Seem stupid to choose Wikipedia as a source? Well, we’re researching a mentally deficient meme here and unless you plan to write your Master’s thesis on this, The Free Encyclopedia is good enough. Like I said, they have references. Feel free to click on them. Most of the relevant info we need is contained in court filings and publicly-disclosed records from when the company was still traded on the market.
Here’s all you really have to know, though.
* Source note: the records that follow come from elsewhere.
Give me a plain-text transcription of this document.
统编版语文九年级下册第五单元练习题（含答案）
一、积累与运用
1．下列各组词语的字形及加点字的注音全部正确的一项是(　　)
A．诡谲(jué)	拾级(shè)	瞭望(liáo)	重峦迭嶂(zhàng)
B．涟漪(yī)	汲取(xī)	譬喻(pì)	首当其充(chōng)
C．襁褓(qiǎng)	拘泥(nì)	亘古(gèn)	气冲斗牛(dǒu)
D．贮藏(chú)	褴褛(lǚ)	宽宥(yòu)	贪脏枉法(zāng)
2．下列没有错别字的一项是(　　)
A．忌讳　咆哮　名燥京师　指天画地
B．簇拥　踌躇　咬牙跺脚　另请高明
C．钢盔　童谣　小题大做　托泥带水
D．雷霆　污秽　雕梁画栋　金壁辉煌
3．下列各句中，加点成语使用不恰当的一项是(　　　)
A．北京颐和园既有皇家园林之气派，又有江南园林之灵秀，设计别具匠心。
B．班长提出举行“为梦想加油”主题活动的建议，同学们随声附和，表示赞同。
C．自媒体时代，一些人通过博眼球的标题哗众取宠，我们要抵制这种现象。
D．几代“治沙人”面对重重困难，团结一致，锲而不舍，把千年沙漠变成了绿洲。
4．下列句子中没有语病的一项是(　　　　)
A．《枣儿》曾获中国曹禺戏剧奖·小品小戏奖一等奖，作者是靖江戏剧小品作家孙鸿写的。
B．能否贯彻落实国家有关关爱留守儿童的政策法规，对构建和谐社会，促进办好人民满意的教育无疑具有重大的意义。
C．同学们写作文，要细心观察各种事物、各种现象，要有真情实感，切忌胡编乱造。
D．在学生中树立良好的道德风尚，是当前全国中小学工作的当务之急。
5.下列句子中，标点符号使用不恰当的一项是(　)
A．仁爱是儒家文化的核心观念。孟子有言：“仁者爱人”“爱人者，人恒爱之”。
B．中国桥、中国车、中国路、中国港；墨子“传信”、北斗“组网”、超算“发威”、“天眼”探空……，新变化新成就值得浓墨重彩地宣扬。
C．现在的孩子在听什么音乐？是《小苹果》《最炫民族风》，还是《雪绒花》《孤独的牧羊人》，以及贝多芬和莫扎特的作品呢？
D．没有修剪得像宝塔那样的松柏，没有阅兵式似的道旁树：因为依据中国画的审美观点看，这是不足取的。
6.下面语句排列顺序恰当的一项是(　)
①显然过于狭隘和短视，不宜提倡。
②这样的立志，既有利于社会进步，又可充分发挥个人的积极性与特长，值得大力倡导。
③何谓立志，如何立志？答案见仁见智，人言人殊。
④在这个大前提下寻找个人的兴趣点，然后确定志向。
It sums up in a few paragraphs and shows that Hostess died because of that great American passtime combination – corporate greed meets lost market share meets collective bargaining greed.
Hostess first declared bankruptcy in 2004, citing falling market share in a shrinking market and the huge losses of income that resulted, and came out of that mostly intact and then renamed itself and worked towards solvency in 2009 before finally realizing it wasn’t going to happen and filing for bankruptcy again in January of 2012. From just those three events plus the filing with the court that happened on November 16th when the company finally just gave up the ghost, we can glean everything we need to know about what happened at Twinkie-gate.
First, the company was on the rocks after its 2004 bankruptcy filing and was not recovering. Several things happened during the span of years from 2005-2009 when the company filed for a name change that involved a little bit of corporate restructuring. Some of that involved some very heavy loan payments being made (and often missed or shorted) for a $700 million loan given during that first bankruptcy. It suspended payments on union pensions as well. The complete change of management that many had asked for finally happened in late 2011 when the company put together a bankruptcy filing, which it filed with the court in early January of this year.
Wikipedia says: “In a statement in its filing, the company said it “is not competitive, primarily due to legacy pension and medical benefit obligations and restrictive work rules.” The company said it employs 19,000 people and carries more than $860 million in debt. The company said it would continue to operate with $75 million debtor-in-possession financing from Monarch Alternative Capital, Silver Point Capital and other investors.”
It took until March to oust the CEO many blamed for the problems at Hostess, Brian Driscoll. Part of his departure included a $1.5 million compensation package and outgoing executives had also all received hefty sums. The new restructuring chief was Gregory Rayburn, who took a salary of only $1 along with giving the same to top executives, effective until January of 2013. They then took stock of the company and began holding negotiations with the various unions (Teamsters and Baker’s unions being the biggest). Rayburn and colleagues knew they needed to change compensation plans with employees in order to salvage the company’s finances. Hostess at this point was living on borrowed money and very close to death, but the new CEO and board thought they had a way out of their $860M+ debt.
Workers had been warned that the company was on the verge of death and they were very near to losing their jobs. They had publicly told the employees that this new bankruptcy process was not going to be easy and plant closures were very probable. Rumors spread that some plants were going to be closed no matter what and (false) lists of which ones would see the axe were circulated.
Then, at the end of November, Hostess employees in the Baker’s union walked out. A few days later, with production halted, CEO Rayburn announced the permanent closure of Hostess.
That, folks, is the true story of Hostess’ death. It’s not “greedy executives” or “greedy unions” that killed the place. It’s both. Welcome to modern American capitalism where those on the inside do nothing but fulfill their personal greed and those in workaday jobs feel entitled to more of the company despite their having contributed little to it personally. Twinkies were murdered by short-sighted greed.